E por isso também, quando falar comigo, eu aviso: não espere que eu lhe exija amor. Não espere de mim, amor. E nem mesmo ache que sempre serei amorosa cuidadora de ti, de meu filho ou de quem quer seja, por defender o cuidado. Eu estou tentando ser amorosa ao mesmo tempo que cuidadora. Nem sempre isso convergirá.  Quem lida com o que é realmente humano, sabe que ser integro é ser contraditório e lacunar e que cansaço é uma violência. Eu estou cuidando apesar de cansada. Com ou sem amor, eu tenho de cuidar. O discurso da racionalidade e da completude não cola comigo. Há anos que cuido quase sozinha de outro ser humano, de mim, e tento cuidar de meus amigos, ainda aguentando um sistema inteiro que me mói. Então, não venha tentar me convencer de que o amor é o que salvará. Ou que a Arte salvará. E que os heróis salvarão. Ou ainda, que aceitar certos discursos de amor ou opiniões desumanas só que ditas de maneira amorosa é um compromisso com a Paz. Eu serei profundamente e humanamente violenta em resposta a esse tipo de posição. Eu me gosto no que sou violenta tanto quanto no que sou amorosa. Só não me gosto no que sou desumana. Não prezo pelas pontes, mas pelas pessoas que as atravessam. Não faço ligação com discursos heroicos e parasitários. Acho mais importante cuidar de quem precisa do que lhes roubar a voz.                      

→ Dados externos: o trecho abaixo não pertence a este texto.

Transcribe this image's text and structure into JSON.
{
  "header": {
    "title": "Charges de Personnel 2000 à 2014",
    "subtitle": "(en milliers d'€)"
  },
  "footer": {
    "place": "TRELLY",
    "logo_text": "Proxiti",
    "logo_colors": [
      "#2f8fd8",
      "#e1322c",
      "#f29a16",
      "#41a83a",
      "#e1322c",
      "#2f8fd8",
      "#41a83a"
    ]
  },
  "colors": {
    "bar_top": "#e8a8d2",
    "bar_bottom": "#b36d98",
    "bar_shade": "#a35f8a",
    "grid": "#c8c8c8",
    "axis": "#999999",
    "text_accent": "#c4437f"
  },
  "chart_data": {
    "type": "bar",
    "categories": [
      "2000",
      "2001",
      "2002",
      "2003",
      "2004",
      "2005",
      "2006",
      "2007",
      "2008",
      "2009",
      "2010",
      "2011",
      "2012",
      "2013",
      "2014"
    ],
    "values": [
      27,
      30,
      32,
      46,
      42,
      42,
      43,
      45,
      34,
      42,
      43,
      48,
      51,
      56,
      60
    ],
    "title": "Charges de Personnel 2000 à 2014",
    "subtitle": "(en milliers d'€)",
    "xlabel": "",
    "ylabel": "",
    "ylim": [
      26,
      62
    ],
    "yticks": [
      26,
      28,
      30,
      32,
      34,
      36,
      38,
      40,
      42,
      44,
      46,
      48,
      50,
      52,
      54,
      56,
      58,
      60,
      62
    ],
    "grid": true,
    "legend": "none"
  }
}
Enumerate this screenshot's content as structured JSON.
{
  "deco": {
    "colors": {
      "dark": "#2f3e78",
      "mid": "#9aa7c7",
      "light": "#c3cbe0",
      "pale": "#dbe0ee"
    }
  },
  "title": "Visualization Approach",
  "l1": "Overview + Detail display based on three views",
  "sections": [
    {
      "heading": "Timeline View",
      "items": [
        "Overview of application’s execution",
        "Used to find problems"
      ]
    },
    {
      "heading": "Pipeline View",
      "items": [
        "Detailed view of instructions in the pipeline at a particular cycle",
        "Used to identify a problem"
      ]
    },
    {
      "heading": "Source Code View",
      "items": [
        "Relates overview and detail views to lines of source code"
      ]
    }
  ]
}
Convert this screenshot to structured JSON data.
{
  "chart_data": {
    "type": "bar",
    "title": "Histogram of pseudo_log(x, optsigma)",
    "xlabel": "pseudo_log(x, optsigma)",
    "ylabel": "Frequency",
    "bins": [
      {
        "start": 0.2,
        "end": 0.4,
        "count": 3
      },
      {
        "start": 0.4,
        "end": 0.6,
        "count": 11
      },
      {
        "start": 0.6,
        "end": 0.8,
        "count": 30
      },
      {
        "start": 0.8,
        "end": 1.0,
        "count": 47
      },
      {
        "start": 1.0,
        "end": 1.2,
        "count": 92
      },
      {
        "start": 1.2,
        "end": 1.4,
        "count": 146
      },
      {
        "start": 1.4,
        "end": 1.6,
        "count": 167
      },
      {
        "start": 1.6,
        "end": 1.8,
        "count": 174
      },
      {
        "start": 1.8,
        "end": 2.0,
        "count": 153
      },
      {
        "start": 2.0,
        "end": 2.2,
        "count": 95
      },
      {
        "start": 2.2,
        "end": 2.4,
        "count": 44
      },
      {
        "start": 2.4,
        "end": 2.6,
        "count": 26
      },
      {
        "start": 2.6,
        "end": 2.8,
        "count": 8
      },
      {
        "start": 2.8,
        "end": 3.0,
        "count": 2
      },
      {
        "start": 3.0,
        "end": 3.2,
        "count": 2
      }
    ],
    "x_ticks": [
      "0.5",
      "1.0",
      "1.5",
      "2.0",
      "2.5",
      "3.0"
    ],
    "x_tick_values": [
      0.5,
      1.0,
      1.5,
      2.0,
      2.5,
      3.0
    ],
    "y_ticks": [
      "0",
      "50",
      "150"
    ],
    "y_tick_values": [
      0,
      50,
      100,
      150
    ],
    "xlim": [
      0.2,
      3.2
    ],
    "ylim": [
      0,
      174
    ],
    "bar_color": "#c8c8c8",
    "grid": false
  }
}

segunda-feira, 3 de novembro de 2014

Velha



Todas as vezes que vêm a mim sobre planos de futuro fora de meu tempo, respondo que é por que estou velha. E já me disseram que tenho uma aparência absolutamente jovial. O que as pessoas não entendem é que isso, a aparência, não é o que digo em minha resposta. A quem tem a aparência obtusa dos monstros ou dos vampiros, tanto faz. Falar sobre sua imagem é indiferente. A minha velhice está dentro de mim. E talvez consiga enxerga-la quem profundamente olhar-me nos olhos. Coisa que evito ao máximo. Não pela velhice, mas pelas memórias que neles boiam.  Eu tinha 14 anos quando envelheci pela primeira vez. No dia 16 de maio de 1998 eu não sabia, mas teria de envelhecer. Meu pai ia embora e o reflexo de seus olhos moraria nos meus. Quando o reflexo dos olhos de alguém vai morar em nós, o filtro das imagens muda. Daí, enxergamos de outra maneira. O tempo dá pequenas acelerações. Imperceptíveis em curto prazo.  Mas significativas em longo. A alguns, a secura é uma consequência e foi o meu caso. Os olhos ressequidos  envelheceram as imagens. E as fibras das horas romperam-se. Envelheci uns sete anos, pelos cálculos. Tipo de conta besta, já que esse tipo de intervalo de tempo é imensurável. Alguns anos mais tarde, novamente eu envelheceria. Aos 21 anos, o corpo que comportava a secura se vingaria em umidade. E o que parecia infértil seria o terreno de um novo reflexo. De novos olhos. Em sentido contrário, reflexo de olhos que iria morar fora de mim. E o que era seco fez-se molhado. Todavia, ainda sim envelheceria. Apesar de úmidas, as imagens daqui por diante para sempre seriam salgadas. Pois o mundo assim determinava: o salgar da vida a quem de reflexos é parida. Daí para frente, as imagens todas feridas de sal... Como no dia que em que um amor me disse que ter rebentos era chaga perdida. Ou dos tantos  doutores que me receitavam recolhimento ao carma que doía. Cansada de tanto sal, agora eu mesma abria o bucho do tempo, ainda que também de vez em quando salgando a vista. Hoje em dia, perdi as contas de meus anos. Talvez uns noventa e tantos anos... Ou seja, velha. E é por isso que afirmo minha velhice. Como se diz por aí, a essa altura do campeonato, não faz mais sentido mentir a idade.